İkincisi, hava dolaşımını sağlamalısınız. Bitkilerin çürümesini ve mantar hastalıklarının ortaya çıkmasını istemiyorsanız banyoyu mutlaka havalandırmalısınız. Ayrıca, nemli hava durgunlaşınca banyoda ve bitkilerde küf ile külleme oluşabilir ve bunlarla başa çıkmak gerçekten çok zordur. Böyle bir durumda bitkileri banyodan çıkarıp, doğrudan ışık alabilecekleri başka bir odaya koymalısınız.
Deneyimli biri bu konu hakkında, “Normal bir dairede banyoya bitki koymak kötü bir fikir. Buralar düzgün ışık almaz, bu ise eninde sonunda buraya koyduğunuz bitkileri sürekli değiştirmekten sıkılacağınız anlamına gelir. Ayrıca, bitkileri sentetik deterjanların etkilerinden korumak da zor bir iş. Banyodaki sıcaklık ve nem oranı sürekli değişir. Ancak banyonuz 10 metrekareden büyükse bir penceresi varsa ve banyoya iyi bir aspiratör taktıysanız neden olmasın! Son olarak, bu fikri mükemmelleştirmek istiyorsanız tüm o bitkileri yıkayacak birine de ihtiyacınız var.” dedi.
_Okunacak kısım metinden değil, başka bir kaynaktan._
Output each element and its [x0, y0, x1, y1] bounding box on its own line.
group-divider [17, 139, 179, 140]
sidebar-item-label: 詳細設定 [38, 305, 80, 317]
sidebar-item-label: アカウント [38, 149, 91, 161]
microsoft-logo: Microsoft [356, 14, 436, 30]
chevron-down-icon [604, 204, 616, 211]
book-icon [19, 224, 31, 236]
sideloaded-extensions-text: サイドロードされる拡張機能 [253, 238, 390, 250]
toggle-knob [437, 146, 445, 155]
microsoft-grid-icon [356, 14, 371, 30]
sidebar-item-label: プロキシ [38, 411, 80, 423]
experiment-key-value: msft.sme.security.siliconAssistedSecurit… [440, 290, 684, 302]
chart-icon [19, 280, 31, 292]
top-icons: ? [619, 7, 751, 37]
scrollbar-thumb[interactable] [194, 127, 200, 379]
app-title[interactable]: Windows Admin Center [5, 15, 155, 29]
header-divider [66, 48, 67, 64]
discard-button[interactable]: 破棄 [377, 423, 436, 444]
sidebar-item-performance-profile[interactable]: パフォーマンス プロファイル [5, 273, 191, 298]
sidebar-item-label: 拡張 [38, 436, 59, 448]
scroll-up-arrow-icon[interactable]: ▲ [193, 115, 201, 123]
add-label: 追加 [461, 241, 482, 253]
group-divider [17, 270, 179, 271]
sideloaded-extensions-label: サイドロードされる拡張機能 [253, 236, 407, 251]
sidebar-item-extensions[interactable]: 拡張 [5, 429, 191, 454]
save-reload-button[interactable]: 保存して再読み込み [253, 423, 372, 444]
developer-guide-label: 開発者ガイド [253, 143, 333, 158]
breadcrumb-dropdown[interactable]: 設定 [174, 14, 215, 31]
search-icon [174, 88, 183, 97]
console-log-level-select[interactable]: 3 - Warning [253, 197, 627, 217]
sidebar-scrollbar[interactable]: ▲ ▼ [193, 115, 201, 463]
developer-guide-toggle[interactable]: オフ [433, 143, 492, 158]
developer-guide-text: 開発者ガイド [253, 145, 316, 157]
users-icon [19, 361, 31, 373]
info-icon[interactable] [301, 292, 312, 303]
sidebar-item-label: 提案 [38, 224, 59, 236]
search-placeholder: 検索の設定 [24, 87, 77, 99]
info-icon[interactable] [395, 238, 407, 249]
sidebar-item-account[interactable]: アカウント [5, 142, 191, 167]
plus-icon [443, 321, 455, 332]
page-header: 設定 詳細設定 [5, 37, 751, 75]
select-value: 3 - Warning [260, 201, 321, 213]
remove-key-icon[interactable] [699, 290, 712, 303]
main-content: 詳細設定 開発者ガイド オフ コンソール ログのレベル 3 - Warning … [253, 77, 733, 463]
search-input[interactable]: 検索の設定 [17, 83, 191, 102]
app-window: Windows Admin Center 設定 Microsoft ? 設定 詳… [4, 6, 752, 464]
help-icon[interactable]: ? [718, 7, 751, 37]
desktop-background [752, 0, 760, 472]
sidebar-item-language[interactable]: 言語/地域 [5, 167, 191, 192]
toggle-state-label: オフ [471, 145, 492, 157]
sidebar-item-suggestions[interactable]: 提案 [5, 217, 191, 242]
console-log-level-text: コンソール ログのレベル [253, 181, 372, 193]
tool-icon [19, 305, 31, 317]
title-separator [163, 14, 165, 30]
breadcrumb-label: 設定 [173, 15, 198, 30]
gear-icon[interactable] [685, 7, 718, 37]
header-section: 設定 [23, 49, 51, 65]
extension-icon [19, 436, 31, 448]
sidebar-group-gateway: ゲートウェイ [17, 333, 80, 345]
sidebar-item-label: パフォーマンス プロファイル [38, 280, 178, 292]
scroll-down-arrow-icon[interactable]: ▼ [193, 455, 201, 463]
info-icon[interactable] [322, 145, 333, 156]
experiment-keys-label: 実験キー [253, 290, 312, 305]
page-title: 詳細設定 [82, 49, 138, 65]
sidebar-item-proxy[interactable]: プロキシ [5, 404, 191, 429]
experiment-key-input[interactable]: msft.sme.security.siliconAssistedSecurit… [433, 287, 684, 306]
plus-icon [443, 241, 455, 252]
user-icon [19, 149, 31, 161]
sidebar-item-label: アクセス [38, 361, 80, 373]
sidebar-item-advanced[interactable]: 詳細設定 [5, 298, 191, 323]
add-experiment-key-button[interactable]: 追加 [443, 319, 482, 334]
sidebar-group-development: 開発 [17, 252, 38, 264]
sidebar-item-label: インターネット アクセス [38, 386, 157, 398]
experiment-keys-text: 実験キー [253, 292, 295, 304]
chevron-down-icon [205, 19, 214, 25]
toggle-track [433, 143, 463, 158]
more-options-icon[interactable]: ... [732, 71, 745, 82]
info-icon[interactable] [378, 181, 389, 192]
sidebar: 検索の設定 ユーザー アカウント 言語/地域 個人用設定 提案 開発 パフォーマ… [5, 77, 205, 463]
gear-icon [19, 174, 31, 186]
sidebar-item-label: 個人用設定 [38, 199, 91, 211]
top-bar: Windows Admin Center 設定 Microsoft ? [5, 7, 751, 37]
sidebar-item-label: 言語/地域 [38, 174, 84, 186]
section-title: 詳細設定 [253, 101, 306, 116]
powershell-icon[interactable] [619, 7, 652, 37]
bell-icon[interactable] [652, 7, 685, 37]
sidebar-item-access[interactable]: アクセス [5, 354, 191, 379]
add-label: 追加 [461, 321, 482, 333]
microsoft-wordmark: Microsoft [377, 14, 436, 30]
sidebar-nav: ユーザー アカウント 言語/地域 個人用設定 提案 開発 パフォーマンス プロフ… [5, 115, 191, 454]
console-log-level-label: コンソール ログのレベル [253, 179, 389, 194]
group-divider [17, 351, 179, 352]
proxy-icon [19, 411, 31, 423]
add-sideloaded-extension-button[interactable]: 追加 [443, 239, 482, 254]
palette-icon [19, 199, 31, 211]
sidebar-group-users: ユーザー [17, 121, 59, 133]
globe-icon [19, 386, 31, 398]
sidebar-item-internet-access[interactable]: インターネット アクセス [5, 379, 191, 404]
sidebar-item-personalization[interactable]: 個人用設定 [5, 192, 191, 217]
İşin iyi yanı ise duş alırken bitkilerinizi de beraberinizde getirerek, buharın yardımıyla neme doymalarını sağlayabilecek olmanız!
“Duşa girmeden önce birkaç bitkiyi mutlaka yanıma alıyorum. İyi bir buhar banyosundan sonra daha da güzel görünüyorlar!”
5. Kadın hijyen ürünleri
Rutubet, tampon ve hijyenik pedin yapıldığı ana malzeme olan pamuğun baş düşmanıdır. Pamuk, küf sporlarının ve bakterilerin gelişmesine elverişli bir ortamdır. Isı ve nem de eklenince, mikropların gelişimi ve üremesi daha da hızlanır ve bu da genel sağlığınızı etkileyebilir. Ayrıca, tamponlar nemi emerek şişebilir ve kullanılamaz hâle gelebilir. Bu arada, makyaj pamuklarının, disk pamukların ve hidrofil pamukların da akıbeti aynı olabilir.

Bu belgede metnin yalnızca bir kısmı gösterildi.